Cost is an architecture signal, not only a finance report.
Why it matters
Agents can spend money in loops, retries, long context, duplicate retrievals, and overpowered models. If the system cannot explain spend at the level of a feature and task, optimisation becomes guesswork and budgets turn into after-the-fact surprises.
Build this
- Usage accounting for input tokens, output tokens, cache tokens, tool calls, and retries.
- Budgets by environment, tenant, user, feature, workflow, and background job.
- Model routing rules that reserve expensive models for tasks that justify them.
- Kill switches, soft limits, degradation paths, and alerts before spend becomes an incident.
Watch for
- Only tracking total provider invoice cost.
- Long agent loops with no max step count or budget ceiling.
- Background jobs using frontier models because the default client does.

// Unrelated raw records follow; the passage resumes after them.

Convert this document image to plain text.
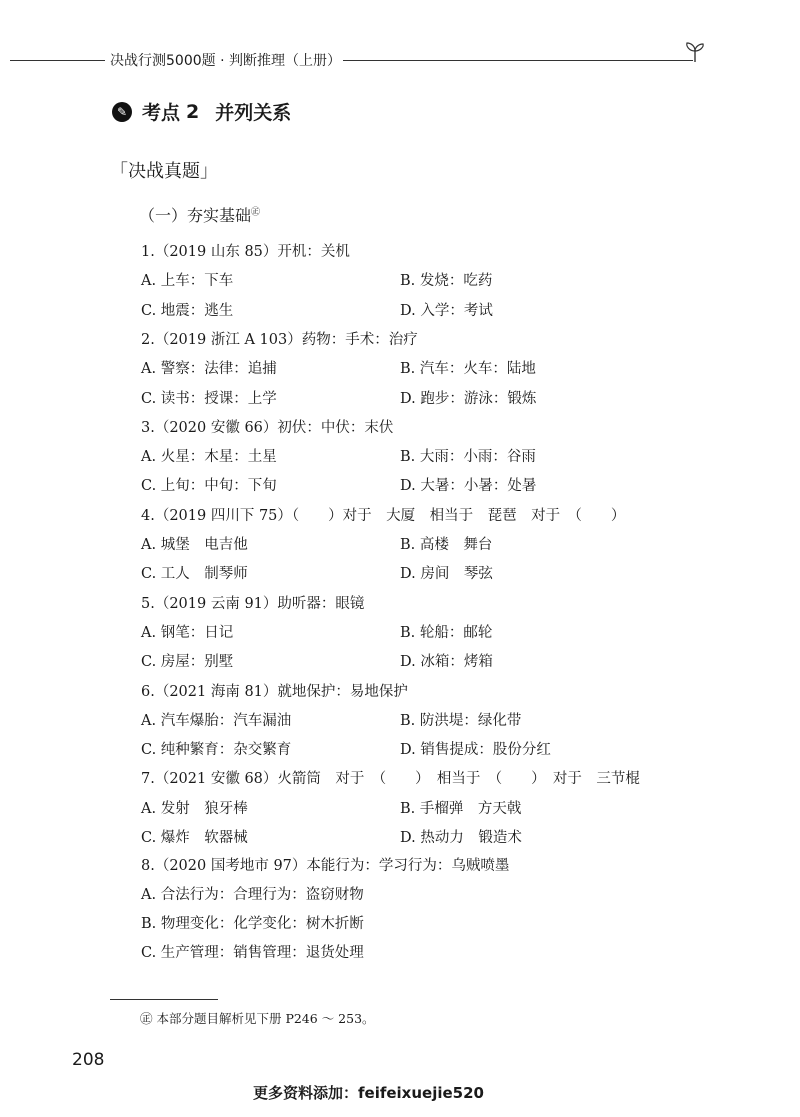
决战行测5000题 · 判断推理（上册）
✎ 考点 2 并列关系
「决战真题」
（一）夯实基础㊣
1.（2019 山东 85）开机：关机
A. 上车：下车	B. 发烧：吃药
C. 地震：逃生	D. 入学：考试
2.（2019 浙江 A 103）药物：手术：治疗
A. 警察：法律：追捕	B. 汽车：火车：陆地
C. 读书：授课：上学	D. 跑步：游泳：锻炼
3.（2020 安徽 66）初伏：中伏：末伏
A. 火星：木星：土星	B. 大雨：小雨：谷雨
C. 上旬：中旬：下旬	D. 大暑：小暑：处暑
4.（2019 四川下 75）（　　）对于　大厦　相当于　琵琶　对于　（　　）
A. 城堡　电吉他	B. 高楼　舞台
C. 工人　制琴师	D. 房间　琴弦
5.（2019 云南 91）助听器：眼镜
A. 钢笔：日记	B. 轮船：邮轮
C. 房屋：别墅	D. 冰箱：烤箱
6.（2021 海南 81）就地保护：易地保护
A. 汽车爆胎：汽车漏油	B. 防洪堤：绿化带
C. 纯种繁育：杂交繁育	D. 销售提成：股份分红
7.（2021 安徽 68）火箭筒　对于　（　　）　相当于　（　　）　对于　三节棍
A. 发射　狼牙棒	B. 手榴弹　方天戟
C. 爆炸　软器械	D. 热动力　锻造术
8.（2020 国考地市 97）本能行为：学习行为：乌贼喷墨
A. 合法行为：合理行为：盗窃财物
B. 物理变化：化学变化：树木折断
C. 生产管理：销售管理：退货处理
㊣ 本部分题目解析见下册 P246 ～ 253。
208
更多资料添加：feifeixuejie520
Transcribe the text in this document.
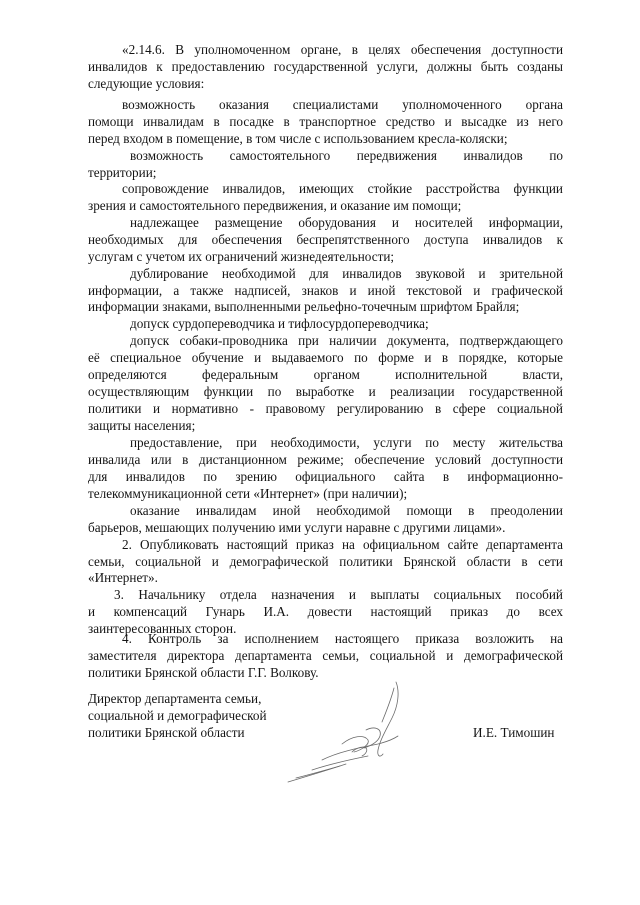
«2.14.6. В уполномоченном органе, в целях обеспечения доступности
инвалидов к предоставлению государственной услуги, должны быть созданы
следующие условия:
возможность оказания специалистами уполномоченного органа
помощи инвалидам в посадке в транспортное средство и высадке из него
перед входом в помещение, в том числе с использованием кресла-коляски;
возможность самостоятельного передвижения инвалидов по
территории;
сопровождение инвалидов, имеющих стойкие расстройства функции
зрения и самостоятельного передвижения, и оказание им помощи;
надлежащее размещение оборудования и носителей информации,
необходимых для обеспечения беспрепятственного доступа инвалидов к
услугам с учетом их ограничений жизнедеятельности;
дублирование необходимой для инвалидов звуковой и зрительной
информации, а также надписей, знаков и иной текстовой и графической
информации знаками, выполненными рельефно-точечным шрифтом Брайля;
допуск сурдопереводчика и тифлосурдопереводчика;
допуск собаки-проводника при наличии документа, подтверждающего
её специальное обучение и выдаваемого по форме и в порядке, которые
определяются федеральным органом исполнительной власти,
осуществляющим функции по выработке и реализации государственной
политики и нормативно - правовому регулированию в сфере социальной
защиты населения;
предоставление, при необходимости, услуги по месту жительства
инвалида или в дистанционном режиме; обеспечение условий доступности
для инвалидов по зрению официального сайта в информационно-
телекоммуникационной сети «Интернет» (при наличии);
оказание инвалидам иной необходимой помощи в преодолении
барьеров, мешающих получению ими услуги наравне с другими лицами».
2. Опубликовать настоящий приказ на официальном сайте департамента
семьи, социальной и демографической политики Брянской области в сети
«Интернет».
3. Начальнику отдела назначения и выплаты социальных пособий
и компенсаций Гунарь И.А. довести настоящий приказ до всех
заинтересованных сторон.
4. Контроль за исполнением настоящего приказа возложить на
заместителя директора департамента семьи, социальной и демографической
политики Брянской области Г.Г. Волкову.
Директор департамента семьи,
социальной и демографической
политики Брянской области	И.Е. Тимошин
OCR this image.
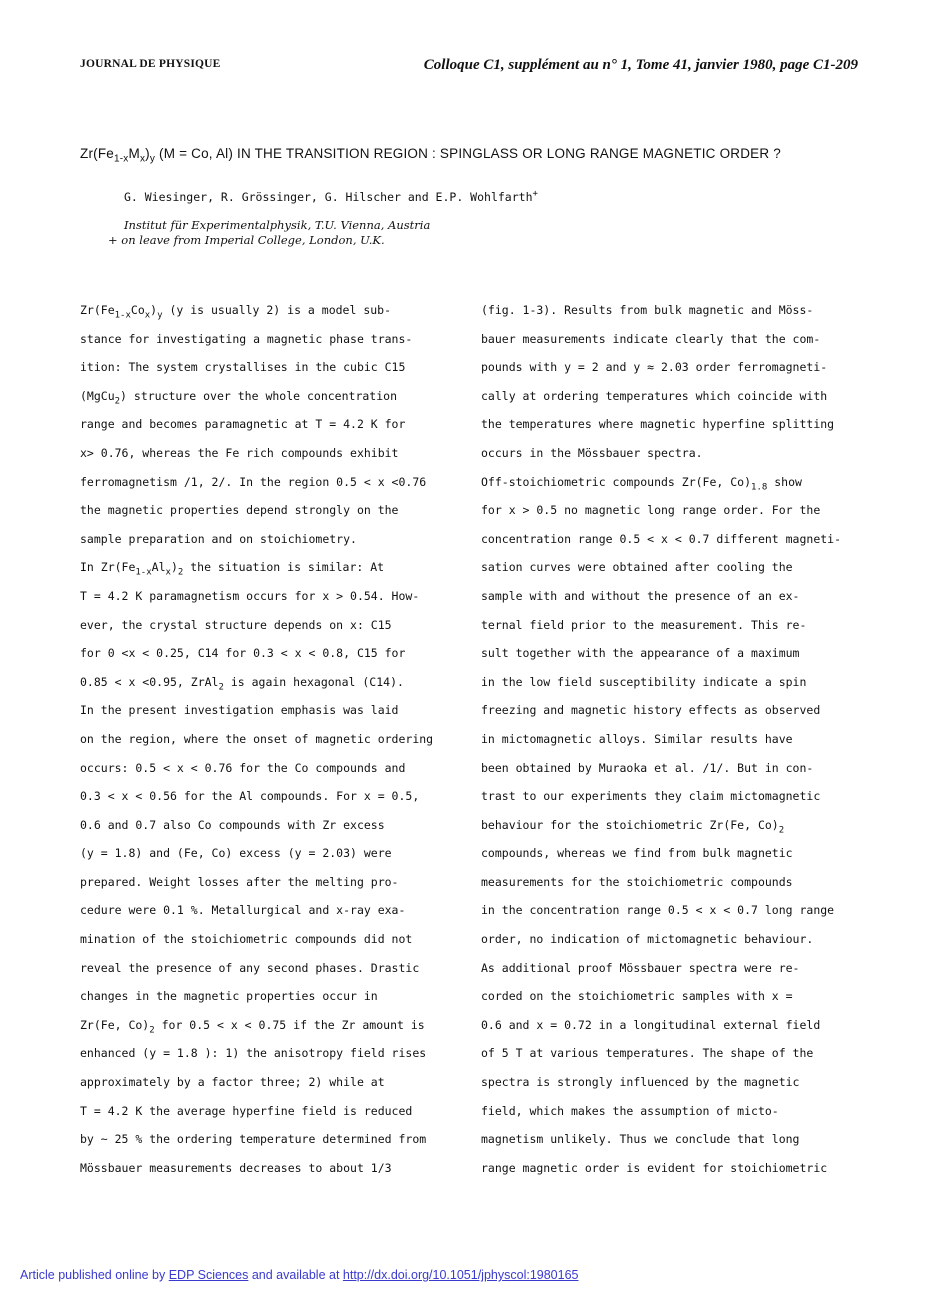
JOURNAL DE PHYSIQUE	Colloque C1, supplément au n° 1, Tome 41, janvier 1980, page C1-209
$Zr(Fe_{1-x}M_x)_y$ (M = Co, Al) IN THE TRANSITION REGION : SPINGLASS OR LONG RANGE MAGNETIC ORDER ?
G. Wiesinger, R. Grössinger, G. Hilscher and E.P. Wohlfarth+
Institut für Experimentalphysik, T.U. Vienna, Austria
+ on leave from Imperial College, London, U.K.
$Zr(Fe_{1-x}Co_x)_y$ (y is usually 2) is a model sub-
stance for investigating a magnetic phase trans-
ition: The system crystallises in the cubic C15
(MgCu$_2$) structure over the whole concentration
range and becomes paramagnetic at T = 4.2 K for
x> 0.76, whereas the Fe rich compounds exhibit
ferromagnetism /1, 2/. In the region 0.5 < x <0.76
the magnetic properties depend strongly on the
sample preparation and on stoichiometry.
In $Zr(Fe_{1-x}Al_x)_2$ the situation is similar: At
T = 4.2 K paramagnetism occurs for x > 0.54. How-
ever, the crystal structure depends on x: C15
for 0 <x < 0.25, C14 for 0.3 < x < 0.8, C15 for
0.85 < x <0.95, ZrAl$_2$ is again hexagonal (C14).
In the present investigation emphasis was laid
on the region, where the onset of magnetic ordering
occurs: 0.5 < x < 0.76 for the Co compounds and
0.3 < x < 0.56 for the Al compounds. For x = 0.5,
0.6 and 0.7 also Co compounds with Zr excess
(y = 1.8) and (Fe, Co) excess (y = 2.03) were
prepared. Weight losses after the melting pro-
cedure were 0.1 %. Metallurgical and x-ray exa-
mination of the stoichiometric compounds did not
reveal the presence of any second phases. Drastic
changes in the magnetic properties occur in
Zr(Fe, $Co)_2$ for 0.5 < x < 0.75 if the Zr amount is
enhanced (y = 1.8 ): 1) the anisotropy field rises
approximately by a factor three; 2) while at
T = 4.2 K the average hyperfine field is reduced
by ~ 25 % the ordering temperature determined from
Mössbauer measurements decreases to about 1/3
(fig. 1-3). Results from bulk magnetic and Möss-
bauer measurements indicate clearly that the com-
pounds with y = 2 and y ≈ 2.03 order ferromagneti-
cally at ordering temperatures which coincide with
the temperatures where magnetic hyperfine splitting
occurs in the Mössbauer spectra.
Off-stoichiometric compounds Zr(Fe, $Co)_{1.8}$ show
for x > 0.5 no magnetic long range order. For the
concentration range 0.5 < x < 0.7 different magneti-
sation curves were obtained after cooling the
sample with and without the presence of an ex-
ternal field prior to the measurement. This re-
sult together with the appearance of a maximum
in the low field susceptibility indicate a spin
freezing and magnetic history effects as observed
in mictomagnetic alloys. Similar results have
been obtained by Muraoka et al. /1/. But in con-
trast to our experiments they claim mictomagnetic
behaviour for the stoichiometric Zr(Fe, $Co)_2$
compounds, whereas we find from bulk magnetic
measurements for the stoichiometric compounds
in the concentration range 0.5 < x < 0.7 long range
order, no indication of mictomagnetic behaviour.
As additional proof Mössbauer spectra were re-
corded on the stoichiometric samples with x =
0.6 and x = 0.72 in a longitudinal external field
of 5 T at various temperatures. The shape of the
spectra is strongly influenced by the magnetic
field, which makes the assumption of micto-
magnetism unlikely. Thus we conclude that long
range magnetic order is evident for stoichiometric
Article published online by EDP Sciences and available at http://dx.doi.org/10.1051/jphyscol:1980165
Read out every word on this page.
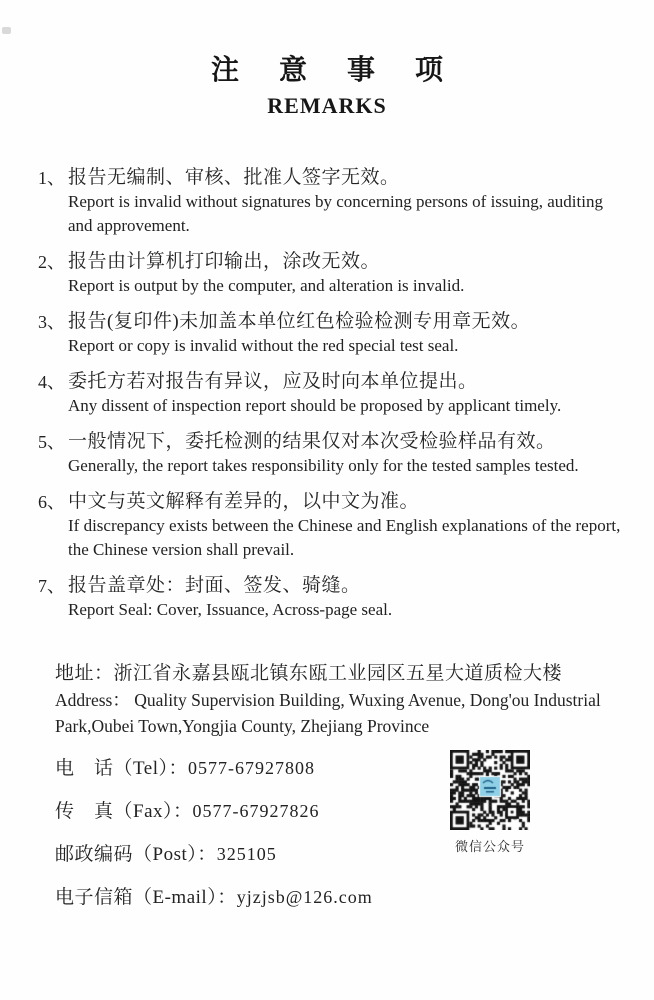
注意事项
REMARKS
1、 报告无编制、审核、批准人签字无效。
Report is invalid without signatures by concerning persons of issuing, auditing and approvement.
2、 报告由计算机打印输出，涂改无效。
Report is output by the computer, and alteration is invalid.
3、 报告(复印件)未加盖本单位红色检验检测专用章无效。
Report or copy is invalid without the red special test seal.
4、 委托方若对报告有异议，应及时向本单位提出。
Any dissent of inspection report should be proposed by applicant timely.
5、 一般情况下，委托检测的结果仅对本次受检验样品有效。
Generally, the report takes responsibility only for the tested samples tested.
6、 中文与英文解释有差异的，以中文为准。
If discrepancy exists between the Chinese and English explanations of the report, the Chinese version shall prevail.
7、 报告盖章处：封面、签发、骑缝。
Report Seal: Cover, Issuance, Across-page seal.
地址：浙江省永嘉县瓯北镇东瓯工业园区五星大道质检大楼
Address： Quality Supervision Building, Wuxing Avenue, Dong'ou Industrial Park,Oubei Town,Yongjia County, Zhejiang Province
电　话（Tel）：0577-67927808
传　真（Fax）：0577-67927826
邮政编码（Post）：325105
电子信箱（E-mail）：yjzjsb@126.com
微信公众号
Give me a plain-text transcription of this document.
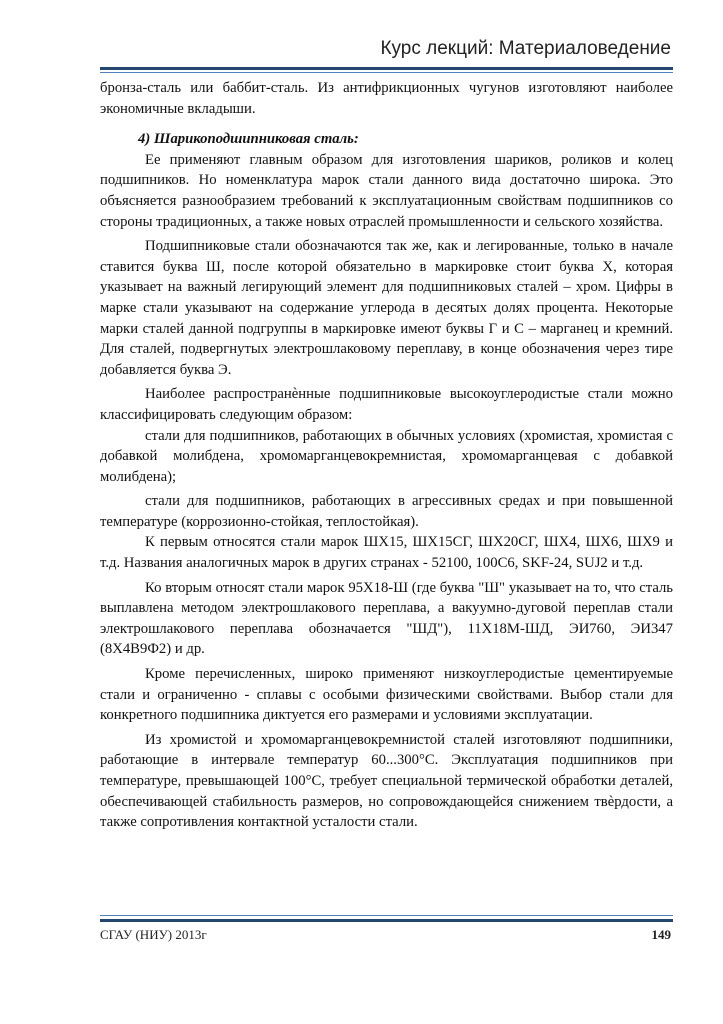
Курс лекций: Материаловедение

бронза-сталь или баббит-сталь. Из антифрикционных чугунов изготовляют наиболее экономичные вкладыши.

4) Шарикоподшипниковая сталь:

Ее применяют главным образом для изготовления шариков, роликов и колец подшипников. Но номенклатура марок стали данного вида достаточно широка. Это объясняется разнообразием требований к эксплуатационным свойствам подшипников со стороны традиционных, а также новых отраслей промышленности и сельского хозяйства.

Подшипниковые стали обозначаются так же, как и легированные, только в начале ставится буква Ш, после которой обязательно в маркировке стоит буква Х, которая указывает на важный легирующий элемент для подшипниковых сталей – хром. Цифры в марке стали указывают на содержание углерода в десятых долях процента. Некоторые марки сталей данной подгруппы в маркировке имеют буквы Г и С – марганец и кремний. Для сталей, подвергнутых электрошлаковому переплаву, в конце обозначения через тире добавляется буква Э.

Наиболее распространѐнные подшипниковые высокоуглеродистые стали можно классифицировать следующим образом:

стали для подшипников, работающих в обычных условиях (хромистая, хромистая с добавкой молибдена, хромомарганцевокремнистая, хромомарганцевая с добавкой молибдена);

стали для подшипников, работающих в агрессивных средах и при повышенной температуре (коррозионно-стойкая, теплостойкая).

К первым относятся стали марок ШХ15, ШХ15СГ, ШХ20СГ, ШХ4, ШХ6, ШХ9 и т.д. Названия аналогичных марок в других странах - 52100, 100C6, SKF-24, SUJ2 и т.д.

Ко вторым относят стали марок 95Х18-Ш (где буква "Ш" указывает на то, что сталь выплавлена методом электрошлакового переплава, а вакуумно-дуговой переплав стали электрошлакового переплава обозначается "ШД"), 11Х18М-ШД, ЭИ760, ЭИ347 (8Х4В9Ф2) и др.

Кроме перечисленных, широко применяют низкоуглеродистые цементируемые стали и ограниченно - сплавы с особыми физическими свойствами. Выбор стали для конкретного подшипника диктуется его размерами и условиями эксплуатации.

Из хромистой и хромомарганцевокремнистой сталей изготовляют подшипники, работающие в интервале температур 60...300°С. Эксплуатация подшипников при температуре, превышающей 100°С, требует специальной термической обработки деталей, обеспечивающей стабильность размеров, но сопровождающейся снижением твѐрдости, а также сопротивления контактной усталости стали.

СГАУ (НИУ) 2013г	149
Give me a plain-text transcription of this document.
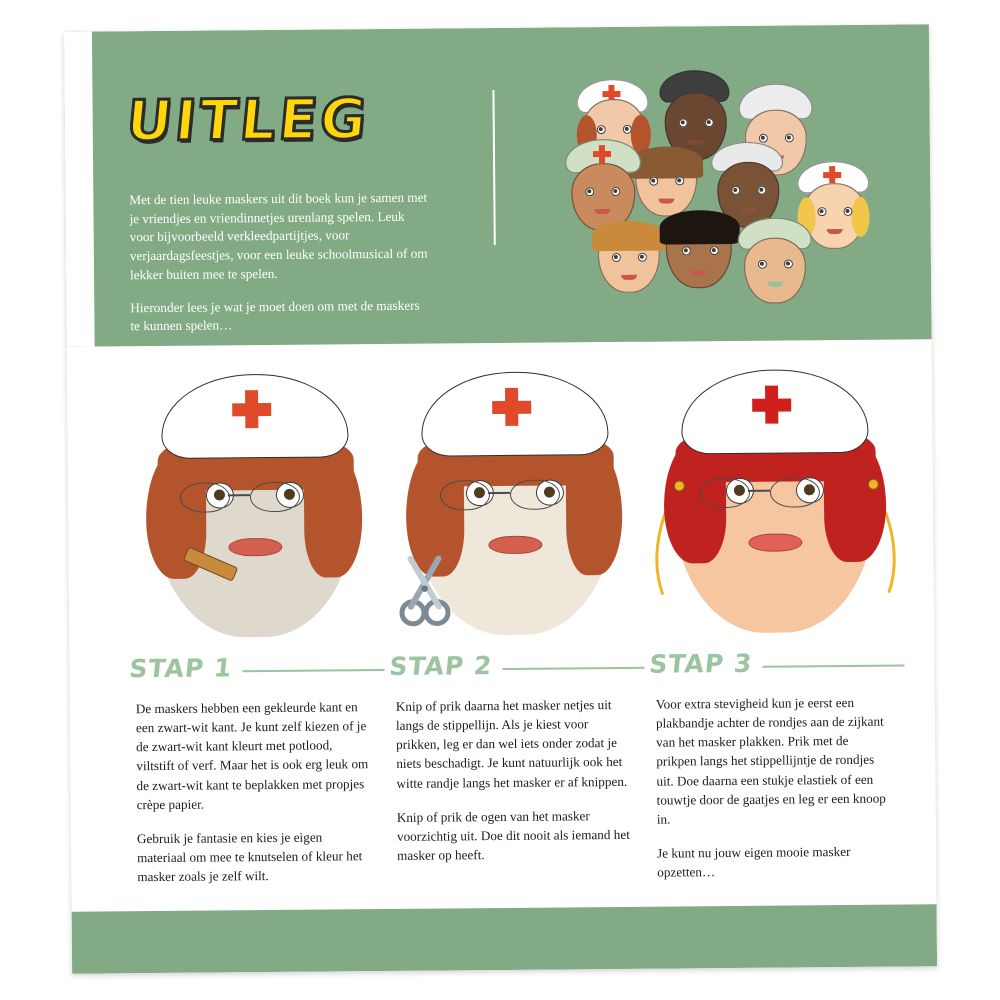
UITLEG

Met de tien leuke maskers uit dit boek kun je samen met je vriendjes en vriendinnetjes urenlang spelen. Leuk voor bijvoorbeeld verkleedpartijtjes, voor verjaardagsfeestjes, voor een leuke schoolmusical of om lekker buiten mee te spelen.

Hieronder lees je wat je moet doen om met de maskers te kunnen spelen…

STAP 1

De maskers hebben een gekleurde kant en een zwart-wit kant. Je kunt zelf kiezen of je de zwart-wit kant kleurt met potlood, viltstift of verf. Maar het is ook erg leuk om de zwart-wit kant te beplakken met propjes crèpe papier.

Gebruik je fantasie en kies je eigen materiaal om mee te knutselen of kleur het masker zoals je zelf wilt.

STAP 2

Knip of prik daarna het masker netjes uit langs de stippellijn. Als je kiest voor prikken, leg er dan wel iets onder zodat je niets beschadigt. Je kunt natuurlijk ook het witte randje langs het masker er af knippen.

Knip of prik de ogen van het masker voorzichtig uit. Doe dit nooit als iemand het masker op heeft.

STAP 3

Voor extra stevigheid kun je eerst een plakbandje achter de rondjes aan de zijkant van het masker plakken. Prik met de prikpen langs het stippellijntje de rondjes uit. Doe daarna een stukje elastiek of een touwtje door de gaatjes en leg er een knoop in.

Je kunt nu jouw eigen mooie masker opzetten…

- Caching decisions made without measuring freshness or cache hit quality.
Proof it works
- A trace can show the cost of a single task and the reason for each expensive call.
- Budget limits are tested for both foreground and background work.
- Cost dashboards can rank spend by feature, tenant, and model.
Implementation checklist
Attach cost metadata to every model request at the serving layer.
Set per-task token and step budgets, then make overruns explicit states.
Measure quality before and after routing a task to a cheaper model.
Review high-spend traces regularly, not only when invoices arrive.